Nous relisions ensemble,  et je revois les feuillets blancs sur tes genoux pendant que les plis jaunes de tes Burlington glissaient sur tes jambes imberbes. Les retours en métro nous séparaient à Argentine où les cracheurs de feu et autres briseurs de chaînes te gardaient quelque temps avant que tu ne redeviennes, l'arpenteur du pavé qui fait craquer ses Weston.

En Novembre Paris allonge ses flaques, j'avais bien avancé Lune rousse je crois, j'aimais filer vers Neuilly, Saint Pierre et les grands boulevards mornes qui rejoignent la Seine.

Je traversais cette cour d'immeubles gris-jaune où bêlait Léonard Cohen, je m'allongeais sur ton lit et je te lisais Lune rousse.

C'est à ce moment là, je crois, quand tu fumais tes Stuyvesant en regardant par la fenêtre que j'ai compris que la poésie t'ennuyait.

Au printemps suivant j'étais sur les barricades et tu t'es acheté un pantalon de satin jaune. J'ai cessé d'écrire Lune rousse et je suis partie pour Vevey. Tu n'aimais ni Saint Germain ni la politique, tu es parti pour Katmandou puis pour Goa. C'est plus tard, en revenant de Marrakech dans ta djellaba blanche que tu m'as avoué que tu avais perdu les Ray ban que nous avions achetées ensemble.

A Saint Tropez j'ai renoncé à écrire Lune rousse, c'est à la terrasse de Sénequier que tu m'as a dit que tu aimais les garçons.

Nous avons reparlé des dimanches au Scossa et du dernier des Beatles. Et puis vingt ans ont passé. Une fois seulement, j'ai revu Ben et Larry, c'était au Flore, il y a dix ans je crois... Ils tiraient sur leurs joints comme des malades, de vrais Has been.

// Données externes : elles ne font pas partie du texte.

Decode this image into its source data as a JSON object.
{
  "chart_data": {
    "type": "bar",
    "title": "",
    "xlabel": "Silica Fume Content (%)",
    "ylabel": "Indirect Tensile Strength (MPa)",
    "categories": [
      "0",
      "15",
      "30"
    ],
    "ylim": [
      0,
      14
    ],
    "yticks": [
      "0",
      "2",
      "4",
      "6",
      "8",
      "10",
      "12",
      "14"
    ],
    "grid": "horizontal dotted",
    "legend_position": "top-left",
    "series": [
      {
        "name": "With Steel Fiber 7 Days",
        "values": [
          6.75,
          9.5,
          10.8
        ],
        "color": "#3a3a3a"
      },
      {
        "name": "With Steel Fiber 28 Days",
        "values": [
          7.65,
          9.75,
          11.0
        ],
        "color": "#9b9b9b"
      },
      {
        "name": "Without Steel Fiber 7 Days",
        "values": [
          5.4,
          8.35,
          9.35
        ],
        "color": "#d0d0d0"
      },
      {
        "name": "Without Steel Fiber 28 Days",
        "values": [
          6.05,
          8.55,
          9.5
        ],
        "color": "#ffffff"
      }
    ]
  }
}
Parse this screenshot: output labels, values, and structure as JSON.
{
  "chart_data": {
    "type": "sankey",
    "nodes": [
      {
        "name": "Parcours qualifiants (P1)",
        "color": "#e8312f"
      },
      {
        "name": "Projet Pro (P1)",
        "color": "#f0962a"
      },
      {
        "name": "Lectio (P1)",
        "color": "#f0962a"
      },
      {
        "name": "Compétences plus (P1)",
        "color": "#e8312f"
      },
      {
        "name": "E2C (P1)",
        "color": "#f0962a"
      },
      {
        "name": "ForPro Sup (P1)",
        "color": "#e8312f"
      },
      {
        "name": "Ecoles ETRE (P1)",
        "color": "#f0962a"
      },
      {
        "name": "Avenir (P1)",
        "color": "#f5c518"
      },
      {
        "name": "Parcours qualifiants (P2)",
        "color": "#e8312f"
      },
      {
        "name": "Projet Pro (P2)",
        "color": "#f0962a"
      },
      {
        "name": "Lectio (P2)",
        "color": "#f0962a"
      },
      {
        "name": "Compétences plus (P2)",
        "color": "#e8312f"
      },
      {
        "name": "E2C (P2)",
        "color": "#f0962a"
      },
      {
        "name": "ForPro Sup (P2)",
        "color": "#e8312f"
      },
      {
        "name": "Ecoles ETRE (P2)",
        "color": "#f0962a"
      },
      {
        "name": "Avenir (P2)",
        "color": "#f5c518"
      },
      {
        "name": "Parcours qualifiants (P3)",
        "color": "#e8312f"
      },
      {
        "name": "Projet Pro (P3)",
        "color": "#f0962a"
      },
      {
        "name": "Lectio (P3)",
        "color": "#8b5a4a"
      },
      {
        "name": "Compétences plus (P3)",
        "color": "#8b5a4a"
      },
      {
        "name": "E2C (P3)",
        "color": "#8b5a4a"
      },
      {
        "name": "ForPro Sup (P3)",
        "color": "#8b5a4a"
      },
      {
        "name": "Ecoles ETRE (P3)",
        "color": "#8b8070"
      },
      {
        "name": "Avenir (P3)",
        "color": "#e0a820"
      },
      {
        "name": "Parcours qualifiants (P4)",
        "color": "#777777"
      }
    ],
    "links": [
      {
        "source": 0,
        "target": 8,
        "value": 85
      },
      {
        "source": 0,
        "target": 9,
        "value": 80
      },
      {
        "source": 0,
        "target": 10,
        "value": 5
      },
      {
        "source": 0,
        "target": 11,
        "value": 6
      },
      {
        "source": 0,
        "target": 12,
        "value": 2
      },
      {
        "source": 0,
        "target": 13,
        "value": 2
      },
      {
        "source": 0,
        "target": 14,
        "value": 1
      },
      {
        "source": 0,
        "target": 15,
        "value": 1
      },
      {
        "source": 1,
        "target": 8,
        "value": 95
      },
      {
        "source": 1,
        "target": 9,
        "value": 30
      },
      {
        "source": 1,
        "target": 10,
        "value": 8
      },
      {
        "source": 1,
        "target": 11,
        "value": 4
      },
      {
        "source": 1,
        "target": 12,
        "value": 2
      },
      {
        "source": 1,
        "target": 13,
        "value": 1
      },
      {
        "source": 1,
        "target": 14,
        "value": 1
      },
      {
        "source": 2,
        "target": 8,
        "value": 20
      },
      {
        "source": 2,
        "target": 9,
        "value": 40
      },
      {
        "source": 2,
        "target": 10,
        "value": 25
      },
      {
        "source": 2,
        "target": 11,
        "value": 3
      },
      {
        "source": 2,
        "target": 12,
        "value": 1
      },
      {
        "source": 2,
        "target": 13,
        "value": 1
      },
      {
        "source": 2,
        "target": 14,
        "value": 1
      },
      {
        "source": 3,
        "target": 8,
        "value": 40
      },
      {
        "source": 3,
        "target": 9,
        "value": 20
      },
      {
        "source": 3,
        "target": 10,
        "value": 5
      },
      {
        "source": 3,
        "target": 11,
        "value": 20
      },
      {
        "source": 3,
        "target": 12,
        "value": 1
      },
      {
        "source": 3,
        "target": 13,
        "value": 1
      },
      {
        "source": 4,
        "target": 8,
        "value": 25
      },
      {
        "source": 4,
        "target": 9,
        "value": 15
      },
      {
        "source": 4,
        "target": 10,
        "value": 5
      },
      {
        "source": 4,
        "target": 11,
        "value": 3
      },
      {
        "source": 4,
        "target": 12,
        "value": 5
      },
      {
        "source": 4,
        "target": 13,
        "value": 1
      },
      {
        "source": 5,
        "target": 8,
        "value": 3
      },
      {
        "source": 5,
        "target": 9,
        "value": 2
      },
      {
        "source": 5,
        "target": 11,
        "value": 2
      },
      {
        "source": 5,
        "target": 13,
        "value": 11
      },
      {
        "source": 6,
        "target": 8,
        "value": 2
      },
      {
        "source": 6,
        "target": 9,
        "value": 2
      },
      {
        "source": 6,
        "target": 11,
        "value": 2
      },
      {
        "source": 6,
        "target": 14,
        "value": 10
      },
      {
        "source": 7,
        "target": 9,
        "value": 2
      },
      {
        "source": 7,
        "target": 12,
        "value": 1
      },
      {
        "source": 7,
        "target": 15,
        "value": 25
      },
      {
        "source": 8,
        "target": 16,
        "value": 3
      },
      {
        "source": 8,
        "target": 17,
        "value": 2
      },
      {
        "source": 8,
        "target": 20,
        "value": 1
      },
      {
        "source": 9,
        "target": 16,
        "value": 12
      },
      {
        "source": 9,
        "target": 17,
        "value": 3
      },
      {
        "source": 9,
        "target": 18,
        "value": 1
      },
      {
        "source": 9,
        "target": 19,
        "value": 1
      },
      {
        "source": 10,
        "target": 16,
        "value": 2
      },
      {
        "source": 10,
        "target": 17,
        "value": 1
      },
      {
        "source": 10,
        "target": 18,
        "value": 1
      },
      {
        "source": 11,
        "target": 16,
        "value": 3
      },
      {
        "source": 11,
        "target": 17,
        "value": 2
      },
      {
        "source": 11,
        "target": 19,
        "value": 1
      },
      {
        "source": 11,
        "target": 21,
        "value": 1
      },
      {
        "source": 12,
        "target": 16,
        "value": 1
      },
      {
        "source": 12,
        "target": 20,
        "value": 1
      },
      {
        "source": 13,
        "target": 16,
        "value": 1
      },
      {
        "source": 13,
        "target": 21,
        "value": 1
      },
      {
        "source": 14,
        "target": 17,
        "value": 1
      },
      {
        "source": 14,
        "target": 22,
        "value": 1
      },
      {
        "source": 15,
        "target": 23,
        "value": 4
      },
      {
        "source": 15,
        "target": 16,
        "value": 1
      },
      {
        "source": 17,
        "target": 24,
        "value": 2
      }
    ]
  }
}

Aujourd'hui j'habite au Congo. En rangeant la maison j'ai retrouvé le cahier de Lune rousse et j'ai décidé de recommencer à écrire. J'ai le temps maintenant, mes enfants vont au café le samedi avenue Fulbert Youlou écouter Benny B. Parfois quand j'écris, ma fille entre en courant dans son Levis et me pique une Stuyvesant made in Africa, Mais quand j'essaie de lui lire les poèmes de Lune rousse, elle détale dans son Flight de cuir noir en faisant craquer ses Weston.